Lidl: Kassierer will wegen Elternpaar die Polizei rufen – weil es DAS kaufen wollte

Ein britisches Elternpaar erhebt schwere Vorwürfe gegen den Mitarbeiter einer Lidl-Filiale.
Ein britisches Elternpaar erhebt schwere Vorwürfe gegen den Mitarbeiter einer Lidl-Filiale.
Foto: Imago

Waterlooville. Jackie Chandler und ihr Ehemann Gary Sprake aus dem englischen Waterlooville sind schockiert. Das Elternpaar war gemeinsam mit ihren Töchtern Ella-May (14) und Rosa-May (11) in einer Lidl-Filiale einkaufen, wollte nur schnell eine Flasche Gin für eine Party mit Freunden besorgen - doch dann ging der Ärger los.
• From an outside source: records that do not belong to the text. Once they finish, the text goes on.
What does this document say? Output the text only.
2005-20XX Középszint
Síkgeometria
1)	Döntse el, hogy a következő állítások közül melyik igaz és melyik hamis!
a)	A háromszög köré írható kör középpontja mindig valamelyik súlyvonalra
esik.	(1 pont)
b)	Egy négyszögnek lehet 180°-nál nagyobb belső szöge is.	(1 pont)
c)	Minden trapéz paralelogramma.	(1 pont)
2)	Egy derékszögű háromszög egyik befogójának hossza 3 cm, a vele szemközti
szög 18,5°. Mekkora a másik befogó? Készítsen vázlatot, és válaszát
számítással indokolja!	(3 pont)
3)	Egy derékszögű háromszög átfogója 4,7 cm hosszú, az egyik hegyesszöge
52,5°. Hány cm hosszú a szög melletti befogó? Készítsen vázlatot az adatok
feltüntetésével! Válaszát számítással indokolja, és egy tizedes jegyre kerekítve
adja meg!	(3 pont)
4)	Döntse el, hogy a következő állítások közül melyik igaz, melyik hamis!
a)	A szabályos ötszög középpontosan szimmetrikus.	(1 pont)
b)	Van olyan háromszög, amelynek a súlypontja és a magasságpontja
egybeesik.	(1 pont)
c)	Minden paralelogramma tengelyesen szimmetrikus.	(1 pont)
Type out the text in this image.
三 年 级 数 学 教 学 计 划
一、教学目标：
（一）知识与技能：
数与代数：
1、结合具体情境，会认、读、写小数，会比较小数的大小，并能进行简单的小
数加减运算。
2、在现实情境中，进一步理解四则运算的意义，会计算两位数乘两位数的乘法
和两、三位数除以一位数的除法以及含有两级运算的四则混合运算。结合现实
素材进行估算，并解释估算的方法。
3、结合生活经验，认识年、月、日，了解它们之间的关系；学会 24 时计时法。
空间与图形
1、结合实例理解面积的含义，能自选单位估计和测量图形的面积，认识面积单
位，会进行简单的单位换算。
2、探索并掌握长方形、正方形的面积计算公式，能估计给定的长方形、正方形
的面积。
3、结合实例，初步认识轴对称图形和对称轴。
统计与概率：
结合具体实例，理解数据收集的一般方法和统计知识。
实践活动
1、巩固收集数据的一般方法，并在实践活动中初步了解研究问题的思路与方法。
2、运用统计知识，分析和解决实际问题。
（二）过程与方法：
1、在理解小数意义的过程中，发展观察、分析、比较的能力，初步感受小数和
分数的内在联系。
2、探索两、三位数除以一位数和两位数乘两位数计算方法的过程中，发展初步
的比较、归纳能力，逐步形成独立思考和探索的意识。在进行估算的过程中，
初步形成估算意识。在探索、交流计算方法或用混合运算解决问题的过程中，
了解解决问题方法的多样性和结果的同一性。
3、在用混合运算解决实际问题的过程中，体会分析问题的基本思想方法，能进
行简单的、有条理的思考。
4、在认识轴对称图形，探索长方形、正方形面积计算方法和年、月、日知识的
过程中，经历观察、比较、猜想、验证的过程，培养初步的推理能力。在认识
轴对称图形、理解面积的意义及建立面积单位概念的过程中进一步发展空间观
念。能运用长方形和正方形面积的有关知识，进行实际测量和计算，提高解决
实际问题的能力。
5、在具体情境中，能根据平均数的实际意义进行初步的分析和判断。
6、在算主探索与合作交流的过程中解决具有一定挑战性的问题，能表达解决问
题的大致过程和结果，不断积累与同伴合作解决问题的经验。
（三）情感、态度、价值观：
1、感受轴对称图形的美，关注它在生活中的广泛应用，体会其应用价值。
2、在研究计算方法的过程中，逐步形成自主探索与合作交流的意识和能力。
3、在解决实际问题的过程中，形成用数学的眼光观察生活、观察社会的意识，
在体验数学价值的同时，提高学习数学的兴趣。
Denn: Der Kassierer des Discounters soll den beiden das In-Getränk nicht verkauft haben - weil die Kinder dabei waren. Das berichtet die britische Sun.

Der Lidl-Mitarbeiter soll darauf bestanden haben, den Ausweis der Töchter zu sehen. Das verheiratete Paar sagte ihm, dass es den Kindern niemals erlauben würde, auch nur einen Schluck des Gins zu trinken. „Das macht keinen Unterschied, sie müssen sich ebenso ausweisen“, soll der Angestellte daraufhin erwidert haben.

Lidl: Eltern erheben schwere Vorwürfe

Zu guter Letzt soll noch der Manager der Filiale dazugekommen sein. Er stellte sich hinter seinen Kollegen und bat die Familie, den Laden zu verlassen. Anschließend drohte er noch damit, die Polizei zu rufen. In der Sun erhebt die Mutter der beiden Kinder schwere Vorwürfe gegen die Vorgehensweise bei Lidl: „Wir waren schockiert, als der Kassierer fragte (Anmerkung der Redaktion: nach dem Ausweis), weil wir dachten, er meinte uns. Als wir dann aber herausfanden, dass er unsere Tochter meinte, dachte ich nur, das kann er doch nicht ernst meinen.“

Tat er aber.

Die Eltern verließen mit ihren beiden Töchtern den Laden. „Lidl sollte sich schämen“, findet Sprake. „Ich stelle mir dir Frage, wo diese Regel geschrieben steht.“

Auch als der Familienvater versuchte, den Gin separat vom restlichen Einkauf zu zahlen, habe der Kassierer nicht mit sich reden lassen.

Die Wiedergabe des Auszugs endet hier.